При себе я оставил мизер. В посольстве поменял фунты на рубли, примерно две тысячи вышло, ещё триста фунтов были при мне, всё задекларировал и отправился в путь с небольшим чемоданчиком и саквояжем. Пока сбрасывали трап, я неторопливо прошёл в свою каюту, забрал багаж и направился к сходням. Сначала меня встретили пограничники, поставили свою печать, потом таможенники. Причём настороженные, что-то им не понравилось, и пришлось показать багаж. Чехол с тестером они приняли за фотоаппарат, даже смотреть не стали, инструменты их тоже не заинтересовали, так что, проверив мои вещи, пропустили, поставив отметку в документы о прохождении их пункта. И я был свободен, мог делать, что захочу. Я же турист, меня никто не встречал. А так как здесь было представительство Англии, что-то вроде консульства по торговым делам, через них я приобрёл билет на поезд в СВ, на завтра.
Купив матрёшку – не знал, что они в это время уже продавались, – я, довольный, пошёл устраиваться в гостиницу. Обслуга, видя меня с матрёшкой, втихаря улыбалась, видимо привычная к подобному со стороны иностранцев. И да, я отметил за собой слежку, не особо профессиональную, но на криминал явно не похоже, больше напоминает работу спецслужб. Думаю, молодёжь на мне тренируют. Или просто отрабатывают слежку на подходящем объекте. Может, проводят до поезда, и на этом всё.
А ночью я незаметно выскользнул из гостиницы, сделал то, что спланировал, и так же незаметно вернулся.
А в полвосьмого утра я уже устроился в купе, и поезд, дёрнувшись, отправился в Вологду. До конца маршрута я не доехал. Вчера ночью я подстерёг пару пьяных матросов, кажется, даже английских, судя по разговору, вырубил их и, сделав вид, что их поцарапали, сцедил в банку крови. Почти литр вышел. Так как я ехал один – если бы это было не так, пришлось бы выкидывать банку с кровью и использовать другой план побега, – на середине пути, в два часа ночи, испачкав часть снятой одежды кровью, забрызгав купе и бросив на пол окровавленный нож, характерную для зоны заточку, я прихватил саквояж (раскрытый чемодан с раскиданными вещами оставил в купе) и пошёл к тамбуру, оставляя дорожку из капель крови. Здесь налил небольшую лужицу и испачкал ручку двери, будто моё тело воры, что решили поживиться, сбросили с поезда. Документы на Паркинсона, по которым я прибыл в Союз, оставил в купе, тоже замарав кровью.

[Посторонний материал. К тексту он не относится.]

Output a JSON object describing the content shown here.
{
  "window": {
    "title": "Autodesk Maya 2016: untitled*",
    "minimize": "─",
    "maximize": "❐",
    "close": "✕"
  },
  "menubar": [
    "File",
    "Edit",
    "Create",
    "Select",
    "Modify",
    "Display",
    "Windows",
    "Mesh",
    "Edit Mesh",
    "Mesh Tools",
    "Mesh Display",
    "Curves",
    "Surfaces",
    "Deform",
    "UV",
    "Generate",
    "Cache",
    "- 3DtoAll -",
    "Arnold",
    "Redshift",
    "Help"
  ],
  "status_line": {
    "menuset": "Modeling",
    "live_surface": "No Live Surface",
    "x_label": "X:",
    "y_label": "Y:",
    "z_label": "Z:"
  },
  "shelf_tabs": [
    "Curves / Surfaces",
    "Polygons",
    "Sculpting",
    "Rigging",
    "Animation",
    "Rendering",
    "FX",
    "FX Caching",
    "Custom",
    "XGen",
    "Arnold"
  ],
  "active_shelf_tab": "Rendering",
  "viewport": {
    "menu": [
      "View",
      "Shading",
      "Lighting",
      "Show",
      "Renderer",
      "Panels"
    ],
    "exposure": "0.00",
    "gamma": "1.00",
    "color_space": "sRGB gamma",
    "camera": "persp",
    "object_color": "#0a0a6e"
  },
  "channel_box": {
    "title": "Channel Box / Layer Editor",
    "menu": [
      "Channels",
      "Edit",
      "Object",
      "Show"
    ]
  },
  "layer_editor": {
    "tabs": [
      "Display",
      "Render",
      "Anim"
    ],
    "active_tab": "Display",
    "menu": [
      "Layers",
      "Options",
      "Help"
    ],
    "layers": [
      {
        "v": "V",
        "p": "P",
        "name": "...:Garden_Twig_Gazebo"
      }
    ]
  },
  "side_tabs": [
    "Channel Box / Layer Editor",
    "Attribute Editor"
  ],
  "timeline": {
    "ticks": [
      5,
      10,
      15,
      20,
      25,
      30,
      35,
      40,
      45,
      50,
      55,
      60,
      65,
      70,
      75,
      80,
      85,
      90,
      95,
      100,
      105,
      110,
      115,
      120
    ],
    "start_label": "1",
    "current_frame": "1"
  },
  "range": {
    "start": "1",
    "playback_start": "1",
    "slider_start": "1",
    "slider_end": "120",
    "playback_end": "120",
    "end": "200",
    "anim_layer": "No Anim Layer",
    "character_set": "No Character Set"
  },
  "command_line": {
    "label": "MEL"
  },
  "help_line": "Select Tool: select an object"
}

Я ушёл в другой вагон и через полчаса, когда была стоянка, сошёл с поезда. Паники вроде не было, хотя я был уверен, что до неё дойдёт, но, наверное, в темноте кровь не заметили, она должна была успеть подсохнуть, или её за грязь приняли. Поезд ушёл, а я с семью тоже высадившимися пассажирами прошёл в здание вокзала. Покосился на кассу, но сейчас приобретать билет не стоит, запомнят, а днём – легко. Пассажирские поезда проходят здесь раз в сутки по ночам, товарняки же чуть ли не каждый час пролетали.
Что это за станция, я даже не знаю, но уверенно направился к выходу, болтая с одним из пассажиров, на русском естественно. Говорил, что неподалёку армейский дружок живёт, приглашал меня в гости, но ночью к нему ломиться неудобно, а на станции даже гостиницы не оказалось, да и не село здесь, деревенька, глухомань. И пассажир поспешил от меня отделаться, видимо догадавшись, что я на ночлег собрался напроситься. Это он правильно догадался, жаль, соскочил, и мне пришлось задуматься, куда двигать. Это не будущее, где вся страна дорогами, как паутиной, накрыта и машины часто проезжают. Если проще, у этой станции трассы не было. Вот застрял! Ещё и холодно, начало ноября, температура уже ниже нуля опустилась, облачка пара выдыхаю.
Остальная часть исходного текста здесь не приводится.